Oof, reading your post broke my heart. I have ADHD myself, so I thought I would give you my perspective as someone who went through some similar things as a kid. I’m not a parent, so I don’t have any practical advice to offer, but maybe these insights will be helpful in some way.
Maybe encourage your son to think about how he defines “a friend,” and about the different roles people fill in his life. My mom always encouraged me to do that when I was down about friends. I would be heartbroken because Sarah or Emily didn’t want to be my best friend, and after I thought things were going so well! We always played together on the playground! My mom would tell me that, well, maybe that’s just the kind of relationship you’re gonna have with Sarah and Emily. They’ll be your playground friends. Mom would remind me that not all friendships have to be these deep, life changing relationships. We all WANT those kinds of friendships, but they’re hard to find, even for people without ADHD. I’m 24 now, and I have lots of people I can call to go out for a drink with. I have my work buddies. I have my old grad school buddies. But I only have two “real friends.” Two people I have really strong emotional connections with. As a kid, that would’ve really frustrated me, because I wanted that kind of relationship with everyone I met. Now that I’m older, I realize that most people only have those kinds of deep connections with a handful of people.
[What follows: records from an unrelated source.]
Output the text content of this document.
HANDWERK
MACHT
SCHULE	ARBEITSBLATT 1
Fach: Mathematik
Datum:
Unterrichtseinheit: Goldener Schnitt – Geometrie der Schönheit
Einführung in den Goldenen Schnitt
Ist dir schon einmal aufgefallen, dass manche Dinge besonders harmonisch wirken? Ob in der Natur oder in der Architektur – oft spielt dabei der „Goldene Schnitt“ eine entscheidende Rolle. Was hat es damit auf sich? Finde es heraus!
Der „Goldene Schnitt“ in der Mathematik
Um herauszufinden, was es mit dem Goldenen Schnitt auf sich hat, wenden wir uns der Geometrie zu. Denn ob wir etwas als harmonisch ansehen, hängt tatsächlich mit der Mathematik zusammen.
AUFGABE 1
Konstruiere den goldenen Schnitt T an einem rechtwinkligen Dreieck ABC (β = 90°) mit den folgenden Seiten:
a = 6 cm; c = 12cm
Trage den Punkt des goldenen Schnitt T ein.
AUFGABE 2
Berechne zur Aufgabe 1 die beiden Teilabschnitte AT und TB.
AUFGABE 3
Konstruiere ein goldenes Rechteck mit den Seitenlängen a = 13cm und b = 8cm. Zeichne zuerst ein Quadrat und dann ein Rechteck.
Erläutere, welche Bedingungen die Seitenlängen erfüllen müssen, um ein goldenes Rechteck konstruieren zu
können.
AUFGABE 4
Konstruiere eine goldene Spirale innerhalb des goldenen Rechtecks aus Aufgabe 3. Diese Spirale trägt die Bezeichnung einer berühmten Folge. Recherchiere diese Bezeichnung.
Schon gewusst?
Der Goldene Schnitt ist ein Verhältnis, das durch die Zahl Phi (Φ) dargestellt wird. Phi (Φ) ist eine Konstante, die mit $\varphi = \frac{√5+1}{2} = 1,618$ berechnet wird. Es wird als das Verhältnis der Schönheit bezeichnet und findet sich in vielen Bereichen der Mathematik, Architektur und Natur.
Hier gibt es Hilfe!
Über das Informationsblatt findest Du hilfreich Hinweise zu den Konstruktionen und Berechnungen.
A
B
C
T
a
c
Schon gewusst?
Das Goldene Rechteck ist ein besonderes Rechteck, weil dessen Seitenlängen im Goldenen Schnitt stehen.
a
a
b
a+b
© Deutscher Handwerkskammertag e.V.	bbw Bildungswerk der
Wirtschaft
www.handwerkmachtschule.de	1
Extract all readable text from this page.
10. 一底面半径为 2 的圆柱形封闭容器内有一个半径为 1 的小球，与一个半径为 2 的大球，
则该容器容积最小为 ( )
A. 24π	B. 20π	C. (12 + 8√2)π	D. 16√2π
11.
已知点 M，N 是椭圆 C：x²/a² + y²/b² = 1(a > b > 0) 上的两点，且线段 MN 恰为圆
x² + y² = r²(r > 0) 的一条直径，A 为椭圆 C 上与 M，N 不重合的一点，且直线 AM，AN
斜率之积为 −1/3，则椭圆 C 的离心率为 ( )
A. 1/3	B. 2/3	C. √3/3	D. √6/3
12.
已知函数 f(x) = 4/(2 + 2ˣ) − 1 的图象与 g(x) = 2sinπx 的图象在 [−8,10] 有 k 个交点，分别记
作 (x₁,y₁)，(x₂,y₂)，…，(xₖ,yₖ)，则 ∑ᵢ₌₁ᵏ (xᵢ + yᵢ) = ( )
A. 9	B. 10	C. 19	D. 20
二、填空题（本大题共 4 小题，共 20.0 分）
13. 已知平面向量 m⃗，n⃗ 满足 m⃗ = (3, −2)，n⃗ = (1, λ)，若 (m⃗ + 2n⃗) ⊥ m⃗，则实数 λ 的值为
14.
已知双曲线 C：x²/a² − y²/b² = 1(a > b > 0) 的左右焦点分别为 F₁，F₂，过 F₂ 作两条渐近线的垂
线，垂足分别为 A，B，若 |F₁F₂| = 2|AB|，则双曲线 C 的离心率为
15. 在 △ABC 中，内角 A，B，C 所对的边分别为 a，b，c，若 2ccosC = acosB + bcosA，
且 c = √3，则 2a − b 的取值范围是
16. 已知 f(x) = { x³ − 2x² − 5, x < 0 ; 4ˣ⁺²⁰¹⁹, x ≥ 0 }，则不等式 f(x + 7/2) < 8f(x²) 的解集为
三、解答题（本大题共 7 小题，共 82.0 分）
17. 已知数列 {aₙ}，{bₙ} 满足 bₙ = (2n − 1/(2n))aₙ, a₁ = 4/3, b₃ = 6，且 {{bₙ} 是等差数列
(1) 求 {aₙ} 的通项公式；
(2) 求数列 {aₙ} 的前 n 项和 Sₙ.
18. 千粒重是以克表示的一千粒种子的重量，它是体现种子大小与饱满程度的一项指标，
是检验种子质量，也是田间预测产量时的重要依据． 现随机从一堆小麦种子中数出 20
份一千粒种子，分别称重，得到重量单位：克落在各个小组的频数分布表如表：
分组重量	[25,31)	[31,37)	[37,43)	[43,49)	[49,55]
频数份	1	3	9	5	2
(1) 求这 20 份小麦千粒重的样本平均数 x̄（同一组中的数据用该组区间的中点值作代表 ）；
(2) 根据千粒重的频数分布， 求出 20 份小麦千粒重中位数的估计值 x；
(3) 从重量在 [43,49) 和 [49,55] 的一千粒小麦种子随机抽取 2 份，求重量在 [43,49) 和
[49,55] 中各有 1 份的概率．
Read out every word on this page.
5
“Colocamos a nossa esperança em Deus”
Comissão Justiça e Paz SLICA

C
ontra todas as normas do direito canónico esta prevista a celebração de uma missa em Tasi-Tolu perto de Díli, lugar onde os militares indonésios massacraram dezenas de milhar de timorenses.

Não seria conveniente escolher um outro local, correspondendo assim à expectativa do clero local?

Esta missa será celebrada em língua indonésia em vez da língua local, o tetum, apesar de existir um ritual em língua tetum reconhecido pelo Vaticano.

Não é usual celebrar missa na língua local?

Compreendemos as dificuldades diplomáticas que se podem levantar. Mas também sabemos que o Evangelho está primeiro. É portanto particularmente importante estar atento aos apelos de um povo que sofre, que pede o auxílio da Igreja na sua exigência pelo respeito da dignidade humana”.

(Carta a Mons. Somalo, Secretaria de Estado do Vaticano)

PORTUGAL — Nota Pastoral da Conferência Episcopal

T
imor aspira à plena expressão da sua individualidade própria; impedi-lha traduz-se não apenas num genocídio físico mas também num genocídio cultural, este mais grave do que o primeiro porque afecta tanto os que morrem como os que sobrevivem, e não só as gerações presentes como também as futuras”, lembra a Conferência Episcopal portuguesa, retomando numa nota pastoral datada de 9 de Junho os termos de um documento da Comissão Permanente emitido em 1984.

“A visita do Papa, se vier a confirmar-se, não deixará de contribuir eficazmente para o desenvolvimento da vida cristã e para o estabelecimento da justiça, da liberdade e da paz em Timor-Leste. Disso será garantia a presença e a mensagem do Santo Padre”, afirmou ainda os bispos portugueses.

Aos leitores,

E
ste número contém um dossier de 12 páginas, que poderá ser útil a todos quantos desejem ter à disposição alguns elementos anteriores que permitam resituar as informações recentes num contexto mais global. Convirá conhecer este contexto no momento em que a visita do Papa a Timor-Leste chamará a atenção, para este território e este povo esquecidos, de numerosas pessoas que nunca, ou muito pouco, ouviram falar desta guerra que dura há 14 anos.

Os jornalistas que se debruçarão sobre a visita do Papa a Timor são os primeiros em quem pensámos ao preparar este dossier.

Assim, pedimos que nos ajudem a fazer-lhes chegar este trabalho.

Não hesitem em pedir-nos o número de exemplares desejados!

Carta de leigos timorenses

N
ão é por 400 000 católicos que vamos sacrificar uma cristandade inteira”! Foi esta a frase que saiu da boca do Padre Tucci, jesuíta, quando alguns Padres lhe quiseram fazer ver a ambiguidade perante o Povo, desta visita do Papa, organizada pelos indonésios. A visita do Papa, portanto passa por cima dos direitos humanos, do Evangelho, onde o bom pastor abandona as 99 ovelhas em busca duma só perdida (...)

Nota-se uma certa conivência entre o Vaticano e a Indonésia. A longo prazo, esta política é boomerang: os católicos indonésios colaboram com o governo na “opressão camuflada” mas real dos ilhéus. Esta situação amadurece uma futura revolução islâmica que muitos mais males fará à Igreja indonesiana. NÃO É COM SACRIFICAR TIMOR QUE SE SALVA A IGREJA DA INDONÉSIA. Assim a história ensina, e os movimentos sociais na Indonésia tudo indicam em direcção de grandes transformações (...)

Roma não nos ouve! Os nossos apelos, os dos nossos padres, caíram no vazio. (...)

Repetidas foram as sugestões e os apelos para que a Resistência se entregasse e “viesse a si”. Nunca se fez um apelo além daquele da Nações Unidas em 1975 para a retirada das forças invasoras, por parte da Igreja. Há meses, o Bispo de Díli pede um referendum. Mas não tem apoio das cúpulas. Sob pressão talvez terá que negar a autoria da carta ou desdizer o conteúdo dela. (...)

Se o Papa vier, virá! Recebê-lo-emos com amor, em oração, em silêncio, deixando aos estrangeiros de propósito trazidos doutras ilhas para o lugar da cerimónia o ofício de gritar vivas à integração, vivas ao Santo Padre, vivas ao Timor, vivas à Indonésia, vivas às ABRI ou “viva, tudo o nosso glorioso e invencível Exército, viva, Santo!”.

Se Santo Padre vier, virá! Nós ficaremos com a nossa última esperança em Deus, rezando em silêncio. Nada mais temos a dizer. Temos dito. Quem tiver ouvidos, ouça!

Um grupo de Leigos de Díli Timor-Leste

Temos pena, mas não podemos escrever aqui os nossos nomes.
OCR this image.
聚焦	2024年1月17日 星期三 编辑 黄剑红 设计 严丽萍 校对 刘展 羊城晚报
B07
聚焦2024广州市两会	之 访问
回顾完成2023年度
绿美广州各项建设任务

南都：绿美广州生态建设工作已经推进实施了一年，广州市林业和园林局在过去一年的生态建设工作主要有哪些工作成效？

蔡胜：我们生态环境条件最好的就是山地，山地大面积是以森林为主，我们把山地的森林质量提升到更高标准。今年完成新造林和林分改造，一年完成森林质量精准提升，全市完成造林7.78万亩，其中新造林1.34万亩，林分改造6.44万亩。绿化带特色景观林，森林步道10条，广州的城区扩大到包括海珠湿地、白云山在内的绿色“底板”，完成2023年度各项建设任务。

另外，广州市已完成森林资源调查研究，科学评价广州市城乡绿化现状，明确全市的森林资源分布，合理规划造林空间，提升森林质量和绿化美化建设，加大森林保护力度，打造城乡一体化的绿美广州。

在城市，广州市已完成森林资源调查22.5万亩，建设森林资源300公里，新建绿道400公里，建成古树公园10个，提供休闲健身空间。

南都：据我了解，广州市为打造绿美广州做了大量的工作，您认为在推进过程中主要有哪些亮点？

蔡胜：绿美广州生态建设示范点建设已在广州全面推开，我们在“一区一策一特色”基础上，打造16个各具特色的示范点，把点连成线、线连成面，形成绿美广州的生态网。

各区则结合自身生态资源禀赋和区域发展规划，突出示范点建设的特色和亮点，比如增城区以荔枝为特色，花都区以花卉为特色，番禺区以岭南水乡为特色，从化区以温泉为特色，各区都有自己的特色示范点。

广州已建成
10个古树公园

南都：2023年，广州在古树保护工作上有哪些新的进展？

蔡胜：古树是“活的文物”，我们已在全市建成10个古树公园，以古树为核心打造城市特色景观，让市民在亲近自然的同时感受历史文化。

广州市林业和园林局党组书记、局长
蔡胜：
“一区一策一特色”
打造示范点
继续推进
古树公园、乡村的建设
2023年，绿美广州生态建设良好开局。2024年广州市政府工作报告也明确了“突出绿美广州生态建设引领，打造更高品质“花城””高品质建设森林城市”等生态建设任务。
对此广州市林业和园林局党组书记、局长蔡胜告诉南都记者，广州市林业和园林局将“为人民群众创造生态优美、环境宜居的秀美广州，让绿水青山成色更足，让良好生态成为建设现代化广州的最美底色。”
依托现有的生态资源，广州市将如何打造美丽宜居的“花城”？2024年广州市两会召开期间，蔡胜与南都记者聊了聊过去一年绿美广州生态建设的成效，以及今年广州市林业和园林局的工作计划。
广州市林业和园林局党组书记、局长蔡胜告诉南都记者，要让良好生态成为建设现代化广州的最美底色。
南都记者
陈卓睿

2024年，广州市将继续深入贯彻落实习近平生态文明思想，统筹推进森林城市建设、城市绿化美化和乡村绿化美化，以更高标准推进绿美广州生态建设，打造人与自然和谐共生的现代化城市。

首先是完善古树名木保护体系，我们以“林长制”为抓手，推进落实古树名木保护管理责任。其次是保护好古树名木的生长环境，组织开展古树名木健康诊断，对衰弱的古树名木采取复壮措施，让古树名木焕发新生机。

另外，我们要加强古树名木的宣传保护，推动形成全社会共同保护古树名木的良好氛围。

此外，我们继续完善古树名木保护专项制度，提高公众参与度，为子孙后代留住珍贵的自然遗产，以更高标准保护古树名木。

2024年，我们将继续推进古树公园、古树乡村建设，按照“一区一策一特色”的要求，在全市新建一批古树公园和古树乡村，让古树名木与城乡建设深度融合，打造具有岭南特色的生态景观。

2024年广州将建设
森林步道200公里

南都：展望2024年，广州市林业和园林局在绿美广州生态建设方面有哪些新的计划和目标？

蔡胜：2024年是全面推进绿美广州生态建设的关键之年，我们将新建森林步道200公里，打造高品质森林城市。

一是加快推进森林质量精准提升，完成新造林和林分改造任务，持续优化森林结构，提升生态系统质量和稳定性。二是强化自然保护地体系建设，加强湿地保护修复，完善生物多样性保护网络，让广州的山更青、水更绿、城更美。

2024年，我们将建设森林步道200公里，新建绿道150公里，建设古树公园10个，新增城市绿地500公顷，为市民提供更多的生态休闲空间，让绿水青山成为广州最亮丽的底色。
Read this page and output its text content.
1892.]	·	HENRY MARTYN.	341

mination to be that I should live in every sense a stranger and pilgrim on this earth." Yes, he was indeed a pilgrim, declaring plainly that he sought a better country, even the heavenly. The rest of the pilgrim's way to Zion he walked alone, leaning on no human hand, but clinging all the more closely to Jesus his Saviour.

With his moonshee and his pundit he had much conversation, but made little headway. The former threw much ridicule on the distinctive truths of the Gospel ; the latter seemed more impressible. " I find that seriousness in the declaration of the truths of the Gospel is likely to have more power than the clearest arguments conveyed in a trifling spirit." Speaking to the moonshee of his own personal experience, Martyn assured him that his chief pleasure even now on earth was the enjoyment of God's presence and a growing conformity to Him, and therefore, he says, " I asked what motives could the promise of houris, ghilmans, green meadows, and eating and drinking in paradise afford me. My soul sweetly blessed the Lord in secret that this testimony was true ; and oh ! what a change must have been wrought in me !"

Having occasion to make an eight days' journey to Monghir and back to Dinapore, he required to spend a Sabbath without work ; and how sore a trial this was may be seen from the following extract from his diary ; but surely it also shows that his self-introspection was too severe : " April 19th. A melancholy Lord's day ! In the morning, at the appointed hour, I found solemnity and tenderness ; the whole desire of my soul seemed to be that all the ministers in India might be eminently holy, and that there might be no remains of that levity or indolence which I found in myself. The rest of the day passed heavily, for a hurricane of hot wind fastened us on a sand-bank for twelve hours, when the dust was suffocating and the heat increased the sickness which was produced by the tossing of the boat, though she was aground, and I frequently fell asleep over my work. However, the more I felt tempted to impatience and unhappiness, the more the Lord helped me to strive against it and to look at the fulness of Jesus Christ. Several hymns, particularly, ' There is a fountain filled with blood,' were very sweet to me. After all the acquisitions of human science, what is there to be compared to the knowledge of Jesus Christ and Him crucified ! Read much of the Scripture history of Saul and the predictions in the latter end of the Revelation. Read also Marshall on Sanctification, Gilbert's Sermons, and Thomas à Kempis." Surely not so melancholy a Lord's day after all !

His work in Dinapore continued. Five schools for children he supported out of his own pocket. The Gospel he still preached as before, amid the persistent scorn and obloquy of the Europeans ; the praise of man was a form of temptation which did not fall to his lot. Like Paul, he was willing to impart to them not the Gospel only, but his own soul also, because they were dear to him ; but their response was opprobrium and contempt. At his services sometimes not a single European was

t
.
You mention your son picks up on rejection, and he sounds like a very empathetic kid. I am pretty similar. It’s really easy for me to pick up on peoples’ emotions. But it’s NOT easy for me to distinguish the cause. When I can tell someone is angry, uncomfortable, bored, annoyed, etc., I tend to always assume I’m the cause. And that translates into rejection for me. And sometimes I am the cause! But the truth is, someone could be feeling a negative emotion for any number of reasons. Is it possible your son is sometimes seeing rejection where it might not really exist? I notice this more and more in myself the older I get. There were times as a kid I would feel so disliked and unwanted by certain people. Then I would find out years later that they actually thought I was cool, and wanted to be friends, but I avoided them or was standoffish because I thought they hated me!
Good luck to you. I hope things get better soon for your son.